Reading ‘Fragments’ I was reminded of the statement by Marx that ‘We develop new principles for the world out of the world’s own principles. We do not say to the world: cease your struggles, they are foolish; we will give you the true slogan of struggle. We merely show the world what it is really fighting for, and consciousness is something that it has to acquire, even if it does not want to.’

Fragments sets out to record the struggles of the Irish left (in the Irish state) over the past few decades so that the reader can form a view on its successes and failures.  In doing so we can apply Marx’s prescription and determine to what extent it shows the left ‘what it is really fighting for’ so that it can be conscious of the lessons that should be learned.

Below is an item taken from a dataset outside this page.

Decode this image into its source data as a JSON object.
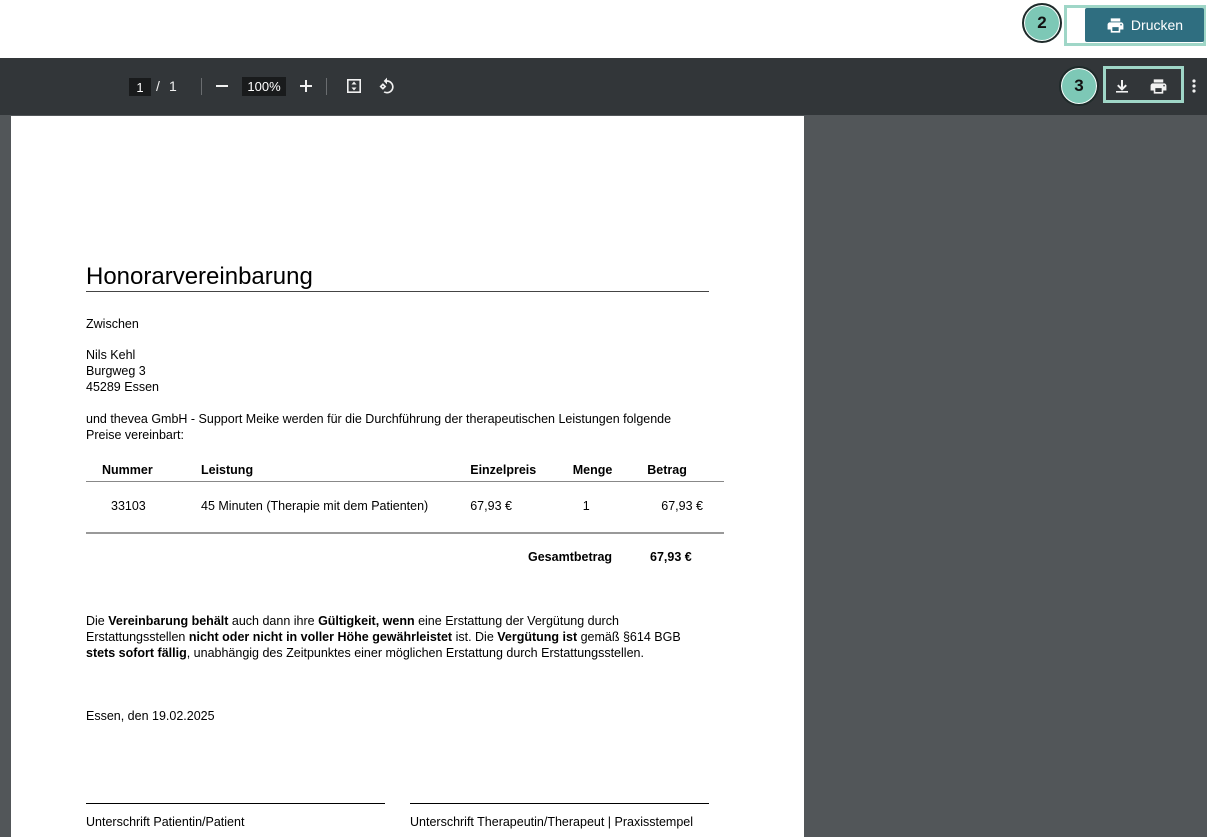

There are some obstacles in the way, including the variety of authors with different viewpoints although an introduction and conclusion is meant to summarise the results.  The major problem is the definition of what it means to be ‘left’.  In the introduction Sinn Fein and the Green Party are listed as left even though the major theme of the book is the response to the implementation of austerity following the collapse of the Celtic Tiger and the consequent bankruptcy of the State.

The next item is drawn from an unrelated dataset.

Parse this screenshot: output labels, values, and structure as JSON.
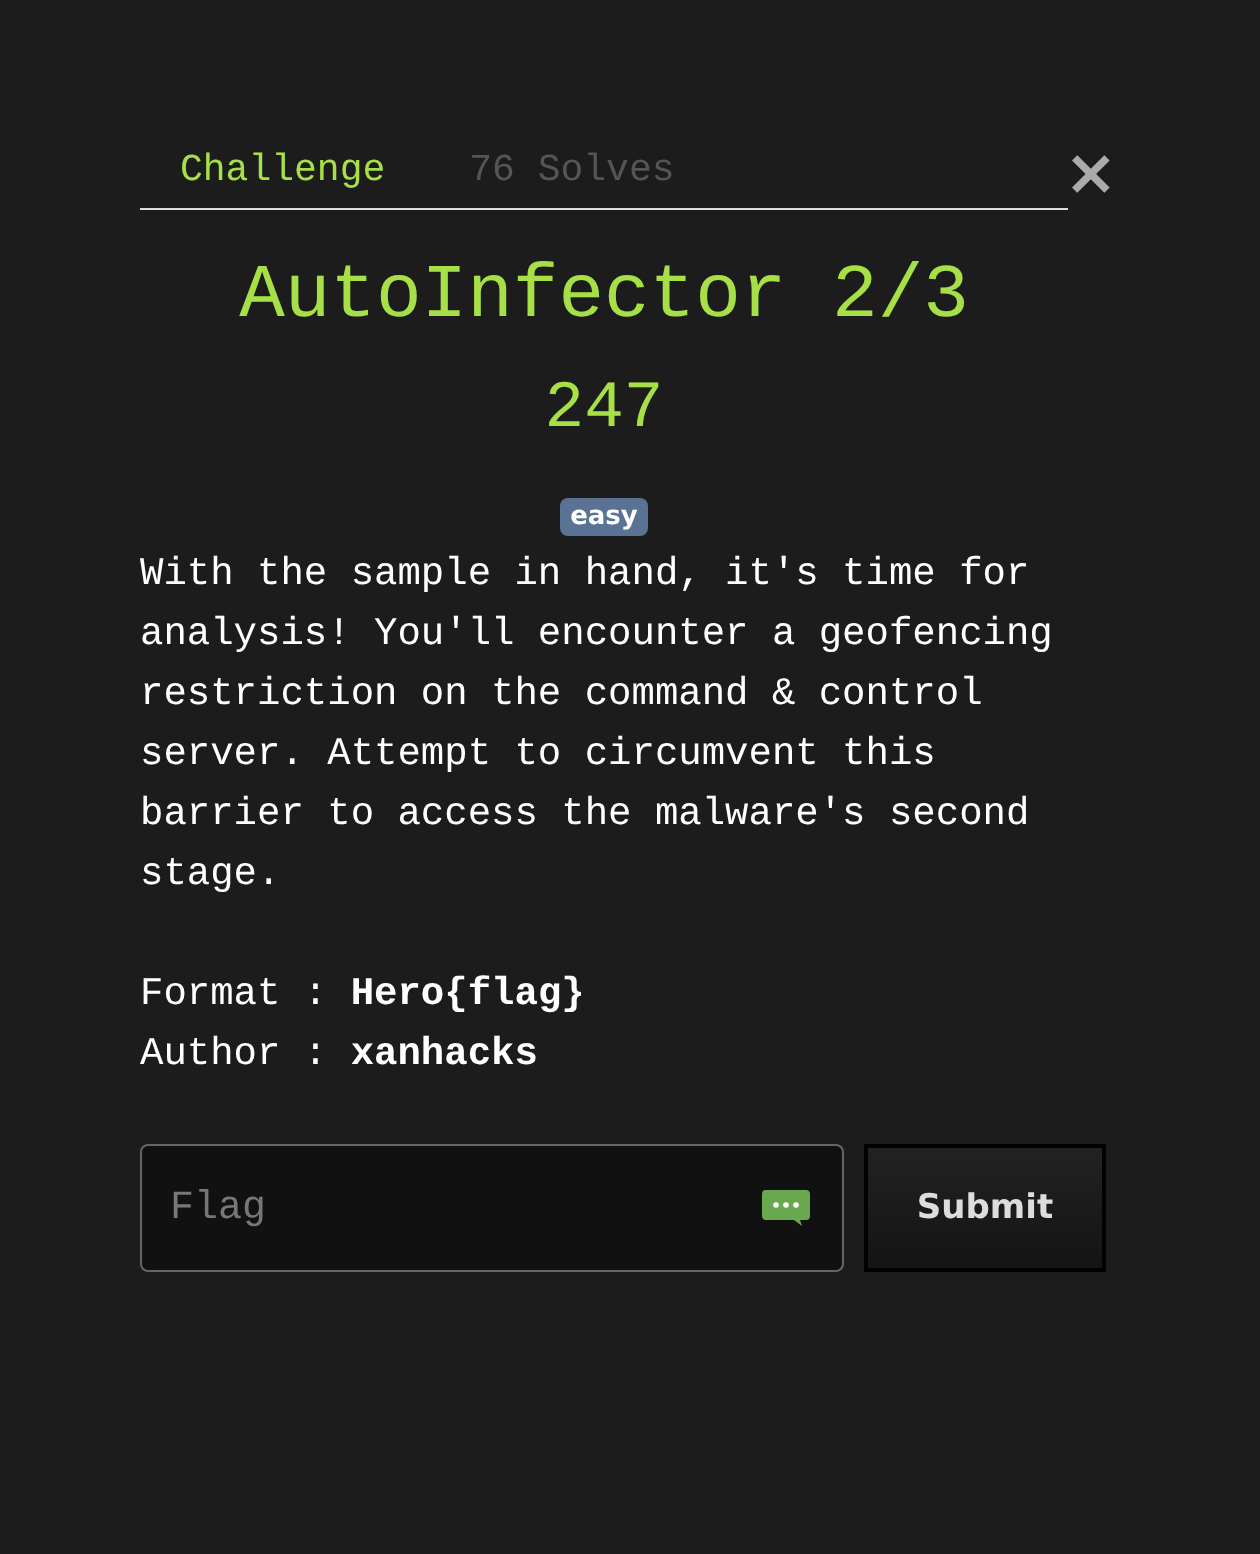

During this period Sinn Fein presided over austerity while in a coalition government with the DUP in the North, while the Green Party entered into a coalition with Fianna Fáil in 2007 that bailed out the banks and inaugurated widespread cuts in social welfare and wages.

As part of the relaunch of Stormont in 2015 the ‘Fresh Start’ agreement committed the parties, including Sinn Fein, to reducing NI civil service staff numbers: ‘Between April 2014 and March 2016, the NICS is set to reduce headcount by approximately 5,210 and between April 2015 and March 2016 a further 2,200 will exit from the wider public sector.’ The Green Party supported the bank bailout that the state could not afford, which resulted in the intervention of the Troika of the European Commission, European Central Bank and IMF, along with the huge austerity necessary to satisfy their demands.

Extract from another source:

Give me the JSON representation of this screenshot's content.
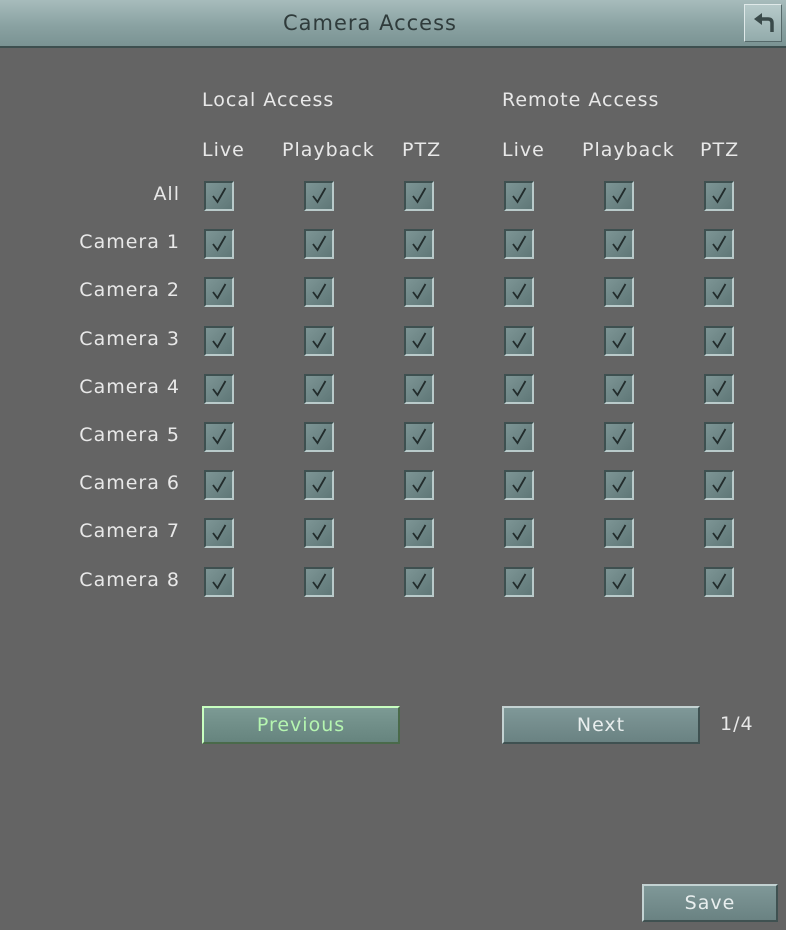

Even taking account of the elastic possibilities permitted by employing a relative term such as ‘left’, it is difficult to sustain any claim that these parties are in any substantial or verifiable way left-wing.  Sinn Fein was described by a comrade of mine a long time ago as containing members with left-wing opinions and right-wing politics.  The party has, in the meantime, fully confirmed this judgement while in government.  The Green Party began life as The Ecology Party promising ‘a radical alternative to both Capitalism and Socialism’ but in office twice it has displayed no alternative to capitalism and therefore no alternative to socialism.

Looking at political struggle through the lens of ‘left’ versus ‘right’ has therefore the potential to obfuscate as much as it clarifies.  A more illuminating approach is to set out the class nature of the politics of a political party and to explain why different parties with generally similar class natures have the politics that they do, even if they have different colouration.

Thus, as a nationalist party, Sinn Fein is a petty bourgeois party that considers the Irish people as one, with any class distinctions completely secondary and subordinate to the interest of the nation and its state, which can represent the true interests of all the people simply because of their nationality.  The Green Party claimed at its birth to have a radical alternative but also rejected a class approach through its largely petty bourgeois base and ideology.  It confirmed its class character by its members enthusiastically joining Fianna Fáil in government (voting 86% in favour) and by its commitment to the banks and austerity.

It might appear difficult to assign a class identity to some parties, and any classification has to be justified, but this is precisely the point of identifying the class nature of the forces involved.  As petty bourgeois parties, both Sinn Fein and the Greens have imposed austerity on workers while espousing radical rhetoric.  Calling them left is an attempt to obscure this and works to introduce doubt that they will not always fall on the side of the capitalist class in a struggle.

Fragments demonstrates this repeatedly, even when making secondary observations, for example that individual members of Sinn Fein were active in the Campaign Against the Household and Water Taxes but that the party was not: ’This form of partial (non-)commitment proved to be the defining feature of Sinn Fein’s approach to most political struggles of the time.’ (p37)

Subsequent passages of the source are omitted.